John was surprised to note that he also spoke French with an English accent.

“At your pleasure. But . . .” He glanced behind him. His sister would not thank him for this, even if he only spoke the truth. “I do not shoot so well as my sister, Lady Mary. Of all of us, she truly inherited my father’s gift.”

“A lady archer!” Henry exclaimed. “Is it true?”

Now all eyes were on Mary, and he could almost see her repressing the urge to throttle him, instead donning her most polite manners. She couldn’t be surprised that John threw her forward like this . . .

“My brother flatters me, Your Grace,” she said properly, elegantly. “But yes, I do shoot.”

“You will show us, yes?”

“At your pleasure, Your Grace,” she answered. Oh, John would catch hell from her later.

King Henry had bent the ear of the nearest councilor to him, a middle-aged bishop in a black coat, with dark eyes and a glaring manner. The councilor nodded, then King Henry did.

He announced, “We will hold an archery contest. A simple affair, all in fun, on the tournament grounds. Tomorrow. We will see you there, and anyone of our court who wishes to test themselves against you, and see who is the best.”

“Of course, Your Grace,” Mary said, curtseying even lower somehow. King Henry grinned happily.

“Sire, the oaths,” one of the other bishops put in. They had almost forgotten the business at hand. So, oaths of fealty were exchanged, and finally a steward gestured the three of them away.

They left the royal chamber and emerged in the hall outside, where the swarm of courtiers and attendants and hangers-on gathered, with much drinking and eating and talking and watching and scheming, and it was all just noise. Mary stopped and looked heavenward. Eleanor stood between them, grinning. She approved, at least.

“Aren’t you going to yell at me?” John asked. “Tell me that was the stupidest thing I’ve ever done, to draw the king’s attention like that—”

Mary started walking again. “On the contrary, I think Mother and Father will be most impressed at how you found a way to curry favor. I’m rather impressed myself.”

Well, that hadn’t been the reason at all; he’d only wanted to see if the boy would smile—“Then you don’t mind me throwing you into this?”

“I don’t mind shooting before the king. But the way everyone stared at me like I’m some kind of . . . a trained dancing bear!”

“People like dancing bears,” he offered.

“John!”

“We can’t escape Father’s reputation. We might as well use it, yes?”

“Well, then, if we’re going to shoot in a contest tomorrow, we’d best hurry home and check our bows.”

At least she’d stopped searching the crowd for William de Ros.

* * *

Once, four years earlier, Mary made an impossible shot, at dusk, in the forest, a hundred paces away from a line-thin target using a bad bow and worse arrow, her nose bleeding from where their kidnapper had struck her. She made the shot, just to spite the brute.
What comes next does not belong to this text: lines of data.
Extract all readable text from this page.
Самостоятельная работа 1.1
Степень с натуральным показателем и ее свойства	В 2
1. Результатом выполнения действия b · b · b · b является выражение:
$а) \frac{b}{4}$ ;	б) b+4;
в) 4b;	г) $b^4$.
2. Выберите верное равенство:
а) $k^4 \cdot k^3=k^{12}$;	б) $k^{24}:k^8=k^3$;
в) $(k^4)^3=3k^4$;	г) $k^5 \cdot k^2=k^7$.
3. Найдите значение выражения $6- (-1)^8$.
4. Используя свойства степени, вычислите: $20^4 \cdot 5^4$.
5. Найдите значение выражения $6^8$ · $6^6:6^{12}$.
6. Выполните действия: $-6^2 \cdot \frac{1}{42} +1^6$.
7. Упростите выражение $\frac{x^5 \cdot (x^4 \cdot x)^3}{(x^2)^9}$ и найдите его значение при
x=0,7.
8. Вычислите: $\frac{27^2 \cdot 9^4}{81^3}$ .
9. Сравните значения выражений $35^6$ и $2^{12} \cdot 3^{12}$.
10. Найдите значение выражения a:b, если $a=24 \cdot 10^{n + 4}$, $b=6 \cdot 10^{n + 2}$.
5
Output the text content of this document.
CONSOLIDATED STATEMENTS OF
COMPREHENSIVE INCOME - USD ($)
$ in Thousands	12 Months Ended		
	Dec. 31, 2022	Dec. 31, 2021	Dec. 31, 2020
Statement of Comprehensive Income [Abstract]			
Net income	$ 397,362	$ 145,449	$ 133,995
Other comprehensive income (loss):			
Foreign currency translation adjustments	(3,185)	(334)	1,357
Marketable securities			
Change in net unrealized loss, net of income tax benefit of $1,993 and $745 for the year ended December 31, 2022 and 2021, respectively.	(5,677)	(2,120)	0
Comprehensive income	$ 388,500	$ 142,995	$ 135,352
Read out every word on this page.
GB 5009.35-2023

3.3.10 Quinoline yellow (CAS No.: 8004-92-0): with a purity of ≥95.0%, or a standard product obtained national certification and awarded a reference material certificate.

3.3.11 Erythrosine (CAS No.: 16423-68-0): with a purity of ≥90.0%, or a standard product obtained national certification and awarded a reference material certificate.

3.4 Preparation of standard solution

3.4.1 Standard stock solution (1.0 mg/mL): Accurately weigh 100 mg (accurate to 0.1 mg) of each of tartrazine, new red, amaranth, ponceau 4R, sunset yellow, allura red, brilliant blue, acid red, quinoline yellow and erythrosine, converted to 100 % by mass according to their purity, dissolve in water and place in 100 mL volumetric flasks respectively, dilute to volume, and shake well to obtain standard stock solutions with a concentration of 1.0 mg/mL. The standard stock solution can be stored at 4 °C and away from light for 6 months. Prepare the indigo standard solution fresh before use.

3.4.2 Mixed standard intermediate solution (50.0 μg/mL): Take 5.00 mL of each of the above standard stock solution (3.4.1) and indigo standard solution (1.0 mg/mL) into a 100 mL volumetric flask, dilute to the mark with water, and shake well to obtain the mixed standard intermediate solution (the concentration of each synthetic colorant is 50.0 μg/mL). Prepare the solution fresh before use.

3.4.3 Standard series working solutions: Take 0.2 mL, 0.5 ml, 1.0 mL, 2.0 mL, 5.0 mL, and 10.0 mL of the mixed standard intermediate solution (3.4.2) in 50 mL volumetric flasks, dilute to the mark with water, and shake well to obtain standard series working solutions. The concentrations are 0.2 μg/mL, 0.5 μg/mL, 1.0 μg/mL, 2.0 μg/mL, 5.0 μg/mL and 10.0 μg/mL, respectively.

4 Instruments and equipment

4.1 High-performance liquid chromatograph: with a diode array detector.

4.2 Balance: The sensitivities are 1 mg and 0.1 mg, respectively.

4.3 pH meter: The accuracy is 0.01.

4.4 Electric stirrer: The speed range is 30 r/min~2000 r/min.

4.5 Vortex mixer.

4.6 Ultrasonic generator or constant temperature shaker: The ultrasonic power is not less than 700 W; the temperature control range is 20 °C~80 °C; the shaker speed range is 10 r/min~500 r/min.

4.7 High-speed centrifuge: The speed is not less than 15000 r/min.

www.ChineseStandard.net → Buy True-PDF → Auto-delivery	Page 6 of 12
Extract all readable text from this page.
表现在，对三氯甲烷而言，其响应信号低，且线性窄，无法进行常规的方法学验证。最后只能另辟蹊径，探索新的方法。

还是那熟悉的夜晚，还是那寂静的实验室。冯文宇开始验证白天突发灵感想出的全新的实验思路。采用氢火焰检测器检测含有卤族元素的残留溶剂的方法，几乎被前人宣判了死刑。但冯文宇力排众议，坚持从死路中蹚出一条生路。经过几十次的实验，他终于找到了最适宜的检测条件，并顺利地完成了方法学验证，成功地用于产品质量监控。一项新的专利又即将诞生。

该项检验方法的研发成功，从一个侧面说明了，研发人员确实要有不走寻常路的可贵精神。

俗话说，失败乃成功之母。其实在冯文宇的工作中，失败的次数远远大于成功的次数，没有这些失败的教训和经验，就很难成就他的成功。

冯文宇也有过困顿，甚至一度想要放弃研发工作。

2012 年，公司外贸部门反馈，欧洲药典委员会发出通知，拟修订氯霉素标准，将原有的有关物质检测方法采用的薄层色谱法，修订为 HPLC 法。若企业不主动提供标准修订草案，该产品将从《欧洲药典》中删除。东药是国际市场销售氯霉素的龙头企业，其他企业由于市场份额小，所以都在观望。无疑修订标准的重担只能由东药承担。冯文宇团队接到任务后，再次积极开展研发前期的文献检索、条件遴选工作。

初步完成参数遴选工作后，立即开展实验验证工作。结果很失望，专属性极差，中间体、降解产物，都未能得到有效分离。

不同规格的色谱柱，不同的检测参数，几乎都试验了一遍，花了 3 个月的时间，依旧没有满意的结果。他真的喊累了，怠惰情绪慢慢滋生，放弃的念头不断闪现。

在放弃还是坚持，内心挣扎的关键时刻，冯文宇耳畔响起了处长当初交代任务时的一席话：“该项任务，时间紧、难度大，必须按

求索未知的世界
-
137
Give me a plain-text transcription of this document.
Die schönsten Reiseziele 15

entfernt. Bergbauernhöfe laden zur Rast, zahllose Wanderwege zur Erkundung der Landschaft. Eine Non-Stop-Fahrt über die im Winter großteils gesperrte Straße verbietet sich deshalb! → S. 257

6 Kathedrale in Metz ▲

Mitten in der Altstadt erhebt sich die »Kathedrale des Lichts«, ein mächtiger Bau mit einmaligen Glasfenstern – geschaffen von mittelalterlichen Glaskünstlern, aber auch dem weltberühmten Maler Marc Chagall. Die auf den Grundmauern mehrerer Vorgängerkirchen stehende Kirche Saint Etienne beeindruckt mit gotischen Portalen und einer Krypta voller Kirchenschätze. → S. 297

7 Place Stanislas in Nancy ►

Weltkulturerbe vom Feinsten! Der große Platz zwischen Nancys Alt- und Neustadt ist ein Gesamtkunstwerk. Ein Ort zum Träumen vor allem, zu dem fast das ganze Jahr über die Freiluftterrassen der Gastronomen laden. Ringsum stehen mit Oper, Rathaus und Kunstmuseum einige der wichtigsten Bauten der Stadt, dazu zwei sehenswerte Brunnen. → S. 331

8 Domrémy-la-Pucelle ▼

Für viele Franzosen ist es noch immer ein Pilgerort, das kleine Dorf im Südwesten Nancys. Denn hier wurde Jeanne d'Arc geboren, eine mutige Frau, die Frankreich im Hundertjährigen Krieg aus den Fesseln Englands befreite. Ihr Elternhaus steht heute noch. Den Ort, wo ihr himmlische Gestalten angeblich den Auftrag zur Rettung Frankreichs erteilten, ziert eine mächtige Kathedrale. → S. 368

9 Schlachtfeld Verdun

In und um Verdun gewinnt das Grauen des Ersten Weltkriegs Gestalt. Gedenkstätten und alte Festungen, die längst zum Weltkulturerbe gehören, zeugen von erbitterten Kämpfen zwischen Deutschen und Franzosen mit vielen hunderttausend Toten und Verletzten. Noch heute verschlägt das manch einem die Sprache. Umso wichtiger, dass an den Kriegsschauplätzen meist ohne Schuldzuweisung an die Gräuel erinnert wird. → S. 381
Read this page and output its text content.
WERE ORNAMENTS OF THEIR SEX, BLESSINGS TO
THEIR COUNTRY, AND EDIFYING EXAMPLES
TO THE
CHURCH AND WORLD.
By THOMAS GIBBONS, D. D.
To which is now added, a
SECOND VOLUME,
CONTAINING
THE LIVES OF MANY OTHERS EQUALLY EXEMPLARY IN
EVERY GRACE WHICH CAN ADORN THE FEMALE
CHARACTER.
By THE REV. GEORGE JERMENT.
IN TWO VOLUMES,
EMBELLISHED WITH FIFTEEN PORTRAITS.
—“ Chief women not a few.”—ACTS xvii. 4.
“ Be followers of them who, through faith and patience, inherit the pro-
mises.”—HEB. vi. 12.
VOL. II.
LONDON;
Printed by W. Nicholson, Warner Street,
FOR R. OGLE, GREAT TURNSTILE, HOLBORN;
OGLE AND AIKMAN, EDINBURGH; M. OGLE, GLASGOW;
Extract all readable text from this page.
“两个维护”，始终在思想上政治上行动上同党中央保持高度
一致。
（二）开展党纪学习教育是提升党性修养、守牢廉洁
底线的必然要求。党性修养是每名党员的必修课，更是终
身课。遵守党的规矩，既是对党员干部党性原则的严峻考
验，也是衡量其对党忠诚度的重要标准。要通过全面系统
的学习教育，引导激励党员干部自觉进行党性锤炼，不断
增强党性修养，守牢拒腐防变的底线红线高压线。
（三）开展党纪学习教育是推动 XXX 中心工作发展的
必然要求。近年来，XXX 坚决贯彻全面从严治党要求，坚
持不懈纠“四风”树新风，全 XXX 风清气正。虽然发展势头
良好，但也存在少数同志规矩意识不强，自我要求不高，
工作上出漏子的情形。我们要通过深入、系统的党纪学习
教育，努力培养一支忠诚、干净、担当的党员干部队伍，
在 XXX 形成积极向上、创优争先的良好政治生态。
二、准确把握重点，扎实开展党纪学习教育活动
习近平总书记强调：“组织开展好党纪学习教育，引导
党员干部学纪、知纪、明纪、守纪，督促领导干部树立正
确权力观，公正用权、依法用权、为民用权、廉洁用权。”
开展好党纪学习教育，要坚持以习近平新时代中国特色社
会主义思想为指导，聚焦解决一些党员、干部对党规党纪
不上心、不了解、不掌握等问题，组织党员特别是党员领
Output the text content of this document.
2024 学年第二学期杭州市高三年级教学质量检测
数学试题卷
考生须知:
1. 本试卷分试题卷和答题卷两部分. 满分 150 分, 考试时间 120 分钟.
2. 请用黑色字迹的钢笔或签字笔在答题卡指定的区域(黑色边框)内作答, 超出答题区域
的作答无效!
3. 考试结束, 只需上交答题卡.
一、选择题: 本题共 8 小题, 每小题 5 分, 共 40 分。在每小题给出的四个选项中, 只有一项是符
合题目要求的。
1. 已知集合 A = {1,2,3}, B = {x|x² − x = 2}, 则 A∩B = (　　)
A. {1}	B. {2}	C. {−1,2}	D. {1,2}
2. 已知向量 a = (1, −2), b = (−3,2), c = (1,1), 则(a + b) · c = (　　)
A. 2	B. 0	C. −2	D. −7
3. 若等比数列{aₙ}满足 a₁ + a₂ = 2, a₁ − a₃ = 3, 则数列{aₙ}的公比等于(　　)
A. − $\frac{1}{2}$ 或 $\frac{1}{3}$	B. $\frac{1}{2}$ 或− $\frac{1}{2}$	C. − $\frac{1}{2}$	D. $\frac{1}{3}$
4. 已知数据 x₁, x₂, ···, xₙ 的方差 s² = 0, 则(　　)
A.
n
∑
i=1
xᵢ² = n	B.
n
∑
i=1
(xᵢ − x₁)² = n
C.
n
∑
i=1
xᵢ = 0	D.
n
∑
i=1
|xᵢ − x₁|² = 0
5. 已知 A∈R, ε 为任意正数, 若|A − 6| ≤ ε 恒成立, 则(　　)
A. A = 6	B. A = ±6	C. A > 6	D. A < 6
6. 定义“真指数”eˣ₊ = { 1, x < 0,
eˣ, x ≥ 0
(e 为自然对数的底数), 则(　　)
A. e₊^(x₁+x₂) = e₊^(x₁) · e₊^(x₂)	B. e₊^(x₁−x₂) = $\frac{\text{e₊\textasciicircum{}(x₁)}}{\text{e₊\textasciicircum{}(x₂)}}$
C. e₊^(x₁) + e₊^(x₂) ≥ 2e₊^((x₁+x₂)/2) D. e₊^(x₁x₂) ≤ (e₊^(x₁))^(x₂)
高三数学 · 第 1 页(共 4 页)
She had only gotten better since. But practicing archery was usually what she did to avoid people, not put herself in the center of the entire kingdom’s attention. She decided she might as well make a spectacle of it, so when it came time to dress for the match, she wore a kirtle of Lincoln green.

“Well,” her mother said when she saw. “You’ll leave them no doubt whose child you are.”

“I have given up arguing over it,” she answered. “And if William de Ros is there, best he know what he’ll be getting right up front.”

“Perhaps you should stop worrying so much about William de Ros.”

“Truly, I’m no longer sure he exists.”

“Oh, Mary. Have patience.”

The travelers who had come to Westminster for the coronation filled all the inns and manors and beds in town, so many of those there to pay homage spilled out into encampments in the countryside. It seemed a second town had sprung up, the companies of dozens of England’s knights and lords clustered in tents and pavilions, carts and wagons. The baron of Locksley camped apart from the others, near a sparse woodland of undersized alders, closest thing to a forest for miles around but it would have to do.